Corporation yard to move to ACT V
The City Council on Tuesday reversed a reversal of a proposal to
move the corporation yard to the ACT V parking lot.
In other words, the council voted to relocate the yard to make way
for a Village Entrance project, a plan for which the ACT V had been
purchased in 1996 and subsequently abandoned in 2000. The vote was
3-2. Mayor Toni Iseman and Councilman Wayne Baglin were opposed.
“The corporation yard is a collection of 50-year-old tin shacks,”
said Councilwoman Cheryl Kinsman, who has never wavered from her
support of moving the yard since it was first suggested by the
Village Entrance Task Force on which she served during her term on
the Planning Commission. “We have to do something with that area.”
Iseman, who sided with environmental groups that oppose
development on the west or north side of Laguna Canyon, made a
desperate plea to swing Councilman Steven Dicterow into her camp,
based on his support for peripheral parking.

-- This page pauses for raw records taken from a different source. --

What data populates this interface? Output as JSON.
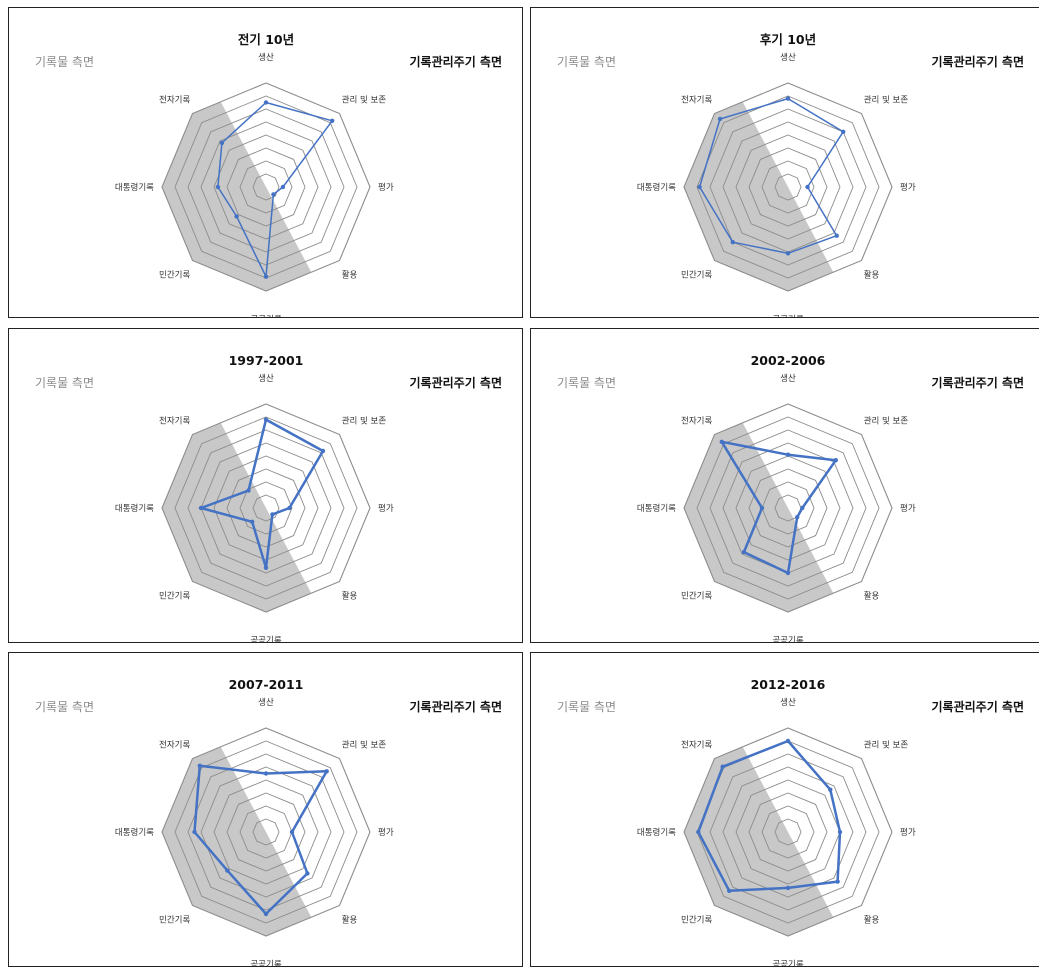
{
  "colors": {
    "series": "#4472C4",
    "shade": "#c8c8c8",
    "grid": "#8c8c8c",
    "frame": "#222222"
  },
  "chart_data": [
    {
      "type": "radar",
      "title": "전기 10년",
      "left_label": "기록물 측면",
      "right_label": "기록관리주기 측면",
      "categories": [
        "생산",
        "관리 및 보존",
        "평가",
        "활용",
        "공공기록",
        "민간기록",
        "대통령기록",
        "전자기록"
      ],
      "rlim": [
        0,
        8
      ],
      "shaded_categories": [
        "공공기록",
        "민간기록",
        "대통령기록",
        "전자기록"
      ],
      "values": [
        6.5,
        7.2,
        1.3,
        0.8,
        6.9,
        3.2,
        3.7,
        4.8
      ],
      "line_width": 1.5
    },
    {
      "type": "radar",
      "title": "후기 10년",
      "left_label": "기록물 측면",
      "right_label": "기록관리주기 측면",
      "categories": [
        "생산",
        "관리 및 보존",
        "평가",
        "활용",
        "공공기록",
        "민간기록",
        "대통령기록",
        "전자기록"
      ],
      "rlim": [
        0,
        8
      ],
      "shaded_categories": [
        "공공기록",
        "민간기록",
        "대통령기록",
        "전자기록"
      ],
      "values": [
        6.8,
        6.0,
        1.5,
        5.3,
        5.1,
        6.0,
        6.8,
        7.4
      ],
      "line_width": 1.5
    },
    {
      "type": "radar",
      "title": "1997-2001",
      "left_label": "기록물 측면",
      "right_label": "기록관리주기 측면",
      "categories": [
        "생산",
        "관리 및 보존",
        "평가",
        "활용",
        "공공기록",
        "민간기록",
        "대통령기록",
        "전자기록"
      ],
      "rlim": [
        0,
        8
      ],
      "shaded_categories": [
        "공공기록",
        "민간기록",
        "대통령기록",
        "전자기록"
      ],
      "values": [
        6.8,
        6.2,
        1.8,
        0.7,
        4.6,
        1.5,
        5.0,
        1.9
      ],
      "line_width": 2.5
    },
    {
      "type": "radar",
      "title": "2002-2006",
      "left_label": "기록물 측면",
      "right_label": "기록관리주기 측면",
      "categories": [
        "생산",
        "관리 및 보존",
        "평가",
        "활용",
        "공공기록",
        "민간기록",
        "대통령기록",
        "전자기록"
      ],
      "rlim": [
        0,
        8
      ],
      "shaded_categories": [
        "공공기록",
        "민간기록",
        "대통령기록",
        "전자기록"
      ],
      "values": [
        4.1,
        5.2,
        1.1,
        1.0,
        5.0,
        4.8,
        2.0,
        7.2
      ],
      "line_width": 2.5
    },
    {
      "type": "radar",
      "title": "2007-2011",
      "left_label": "기록물 측면",
      "right_label": "기록관리주기 측면",
      "categories": [
        "생산",
        "관리 및 보존",
        "평가",
        "활용",
        "공공기록",
        "민간기록",
        "대통령기록",
        "전자기록"
      ],
      "rlim": [
        0,
        8
      ],
      "shaded_categories": [
        "공공기록",
        "민간기록",
        "대통령기록",
        "전자기록"
      ],
      "values": [
        4.5,
        6.6,
        2.0,
        4.5,
        6.3,
        4.2,
        5.5,
        7.2
      ],
      "line_width": 2.5
    },
    {
      "type": "radar",
      "title": "2012-2016",
      "left_label": "기록물 측면",
      "right_label": "기록관리주기 측면",
      "categories": [
        "생산",
        "관리 및 보존",
        "평가",
        "활용",
        "공공기록",
        "민간기록",
        "대통령기록",
        "전자기록"
      ],
      "rlim": [
        0,
        8
      ],
      "shaded_categories": [
        "공공기록",
        "민간기록",
        "대통령기록",
        "전자기록"
      ],
      "values": [
        7.0,
        4.6,
        4.0,
        5.4,
        4.3,
        6.4,
        6.9,
        7.1
      ],
      "line_width": 2.5
    }
  ]
}
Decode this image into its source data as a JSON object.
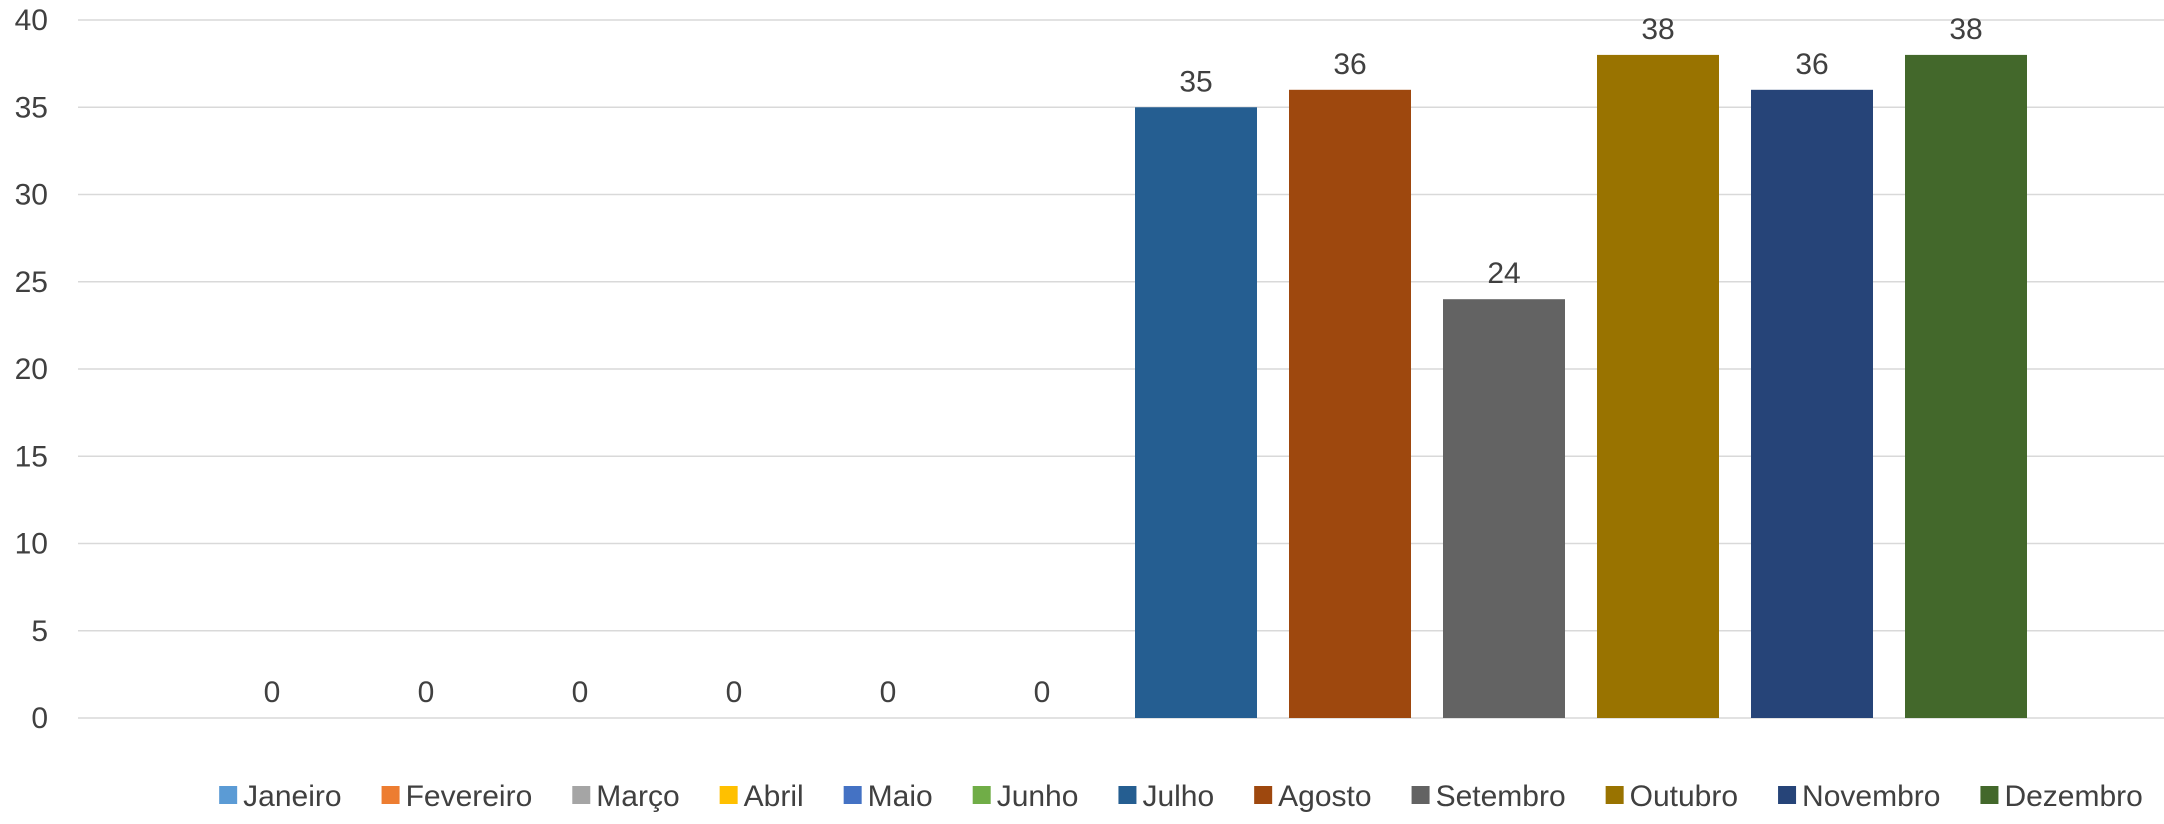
{
  "chart_data": {
    "type": "bar",
    "title": "",
    "xlabel": "",
    "ylabel": "",
    "ylim": [
      0,
      40
    ],
    "yticks": [
      0,
      5,
      10,
      15,
      20,
      25,
      30,
      35,
      40
    ],
    "grid": true,
    "legend_position": "bottom",
    "data_labels": true,
    "series": [
      {
        "name": "Janeiro",
        "value": 0,
        "color": "#5B9BD5"
      },
      {
        "name": "Fevereiro",
        "value": 0,
        "color": "#ED7D31"
      },
      {
        "name": "Março",
        "value": 0,
        "color": "#A5A5A5"
      },
      {
        "name": "Abril",
        "value": 0,
        "color": "#FFC000"
      },
      {
        "name": "Maio",
        "value": 0,
        "color": "#4472C4"
      },
      {
        "name": "Junho",
        "value": 0,
        "color": "#70AD47"
      },
      {
        "name": "Julho",
        "value": 35,
        "color": "#255E91"
      },
      {
        "name": "Agosto",
        "value": 36,
        "color": "#9E480E"
      },
      {
        "name": "Setembro",
        "value": 24,
        "color": "#636363"
      },
      {
        "name": "Outubro",
        "value": 38,
        "color": "#997300"
      },
      {
        "name": "Novembro",
        "value": 36,
        "color": "#264478"
      },
      {
        "name": "Dezembro",
        "value": 38,
        "color": "#43682B"
      }
    ]
  }
}
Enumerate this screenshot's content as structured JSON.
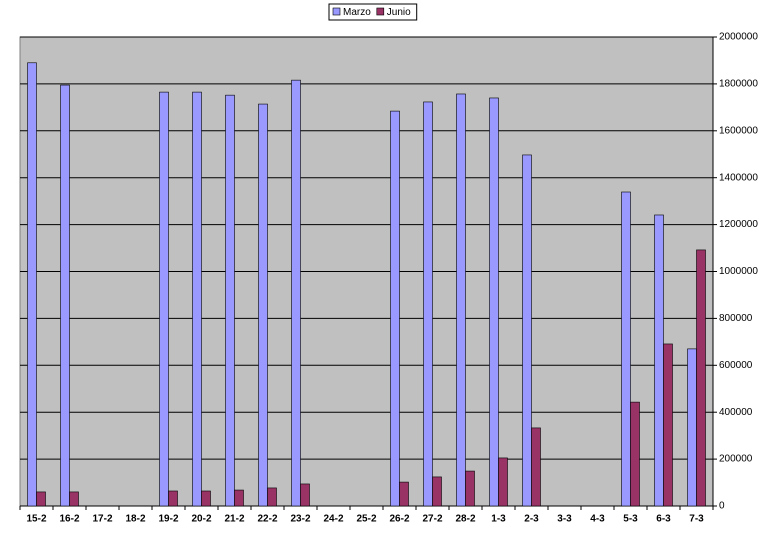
{
  "chart_data": {
    "type": "bar",
    "categories": [
      "15-2",
      "16-2",
      "17-2",
      "18-2",
      "19-2",
      "20-2",
      "21-2",
      "22-2",
      "23-2",
      "24-2",
      "25-2",
      "26-2",
      "27-2",
      "28-2",
      "1-3",
      "2-3",
      "3-3",
      "4-3",
      "5-3",
      "6-3",
      "7-3"
    ],
    "series": [
      {
        "name": "Marzo",
        "color": "#9999ff",
        "values": [
          1890000,
          1795000,
          null,
          null,
          1765000,
          1765000,
          1752000,
          1714000,
          1816000,
          null,
          null,
          1684000,
          1723000,
          1757000,
          1740000,
          1497000,
          null,
          null,
          1339000,
          1241000,
          670000
        ]
      },
      {
        "name": "Junio",
        "color": "#993366",
        "values": [
          60000,
          60000,
          null,
          null,
          64000,
          64000,
          68000,
          77000,
          94000,
          null,
          null,
          102000,
          124000,
          149000,
          205000,
          333000,
          null,
          null,
          443000,
          691000,
          1092000
        ]
      }
    ],
    "ylim": [
      0,
      2000000
    ],
    "yticks": [
      0,
      200000,
      400000,
      600000,
      800000,
      1000000,
      1200000,
      1400000,
      1600000,
      1800000,
      2000000
    ],
    "grid": true,
    "legend": "top"
  }
}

However, Dicterow said
the ACT V lot was not peripheral enough for him.
“I don’ t consider what we are talking about at ACT V as
development,” Dicterow said.
Representatives of Laguna Greenbelt Inc., Village Laguna and
Temple Hills Community Assn. and some residents disputed Dicterow’s
view.
Resident Ron Chilcote spoke against the relocation on his own
behalf and then read a letter from Laguna Greenbelt Inc. President
Elisabeth Brown: “Not only will the proposed development intrude upon
the Laguna greenbelt and forever destroy a beautiful canyon, it would
draw deeply from taxpayer-generated funds that would be more
beneficial for other projects, including the acquisition of greenbelt
open space within the city.”
The Village Entrance Task Force recommended moving the yard, but
did not specify a location.
“We studied this for a year and determined there was no other
location except ACT V,” Pearson said.
Some functions will remain at the present site. It was deemed too
expensive to move a sewer pump that ships North Laguna sewage to the
treatment plant at Aliso Creek. Police and emergency vehicles also
will stay, but the wash rack to clean them would go. Records that are
stored in bins by city departments could be moved, but that might
prove inconvenient.
The estimated costs of corporation yard relocation and
construction have not been updated. There also is no cost estimate
for the construction of the Village Entrance and no funds for it,
Kinsman said.
Removing the corporation yard would not materially change the look
of the award-winning design, Pullman said, requiring only the
substitution of parking for the corporation yard originally included
on the ground floor of the proposed parking structure.
The revised plan would provide more parking on the site, but would
eliminate about half of the parking at ACT V, which tourists are
encouraged to use to reduce downtown congestion. The net loss would
be 75 to 110 spaces depending on who is counting.
“We will spend $3 million to lose 110 spaces,” Councilman Baglin
said. “That doesn’t seem logical from an economic view and it doesn’t
help parking. We should concentrate that money on the Village
Entrance.”
The council majority on Tuesday authorized City Manager Ken Frank
to contact Orange County to see if approvals of the ACT V project are
still valid. Council members agreed to postpone discussion on
annexation of the property, also on Tuesday’s agenda, until Frank
reported back on the status of the county approvals.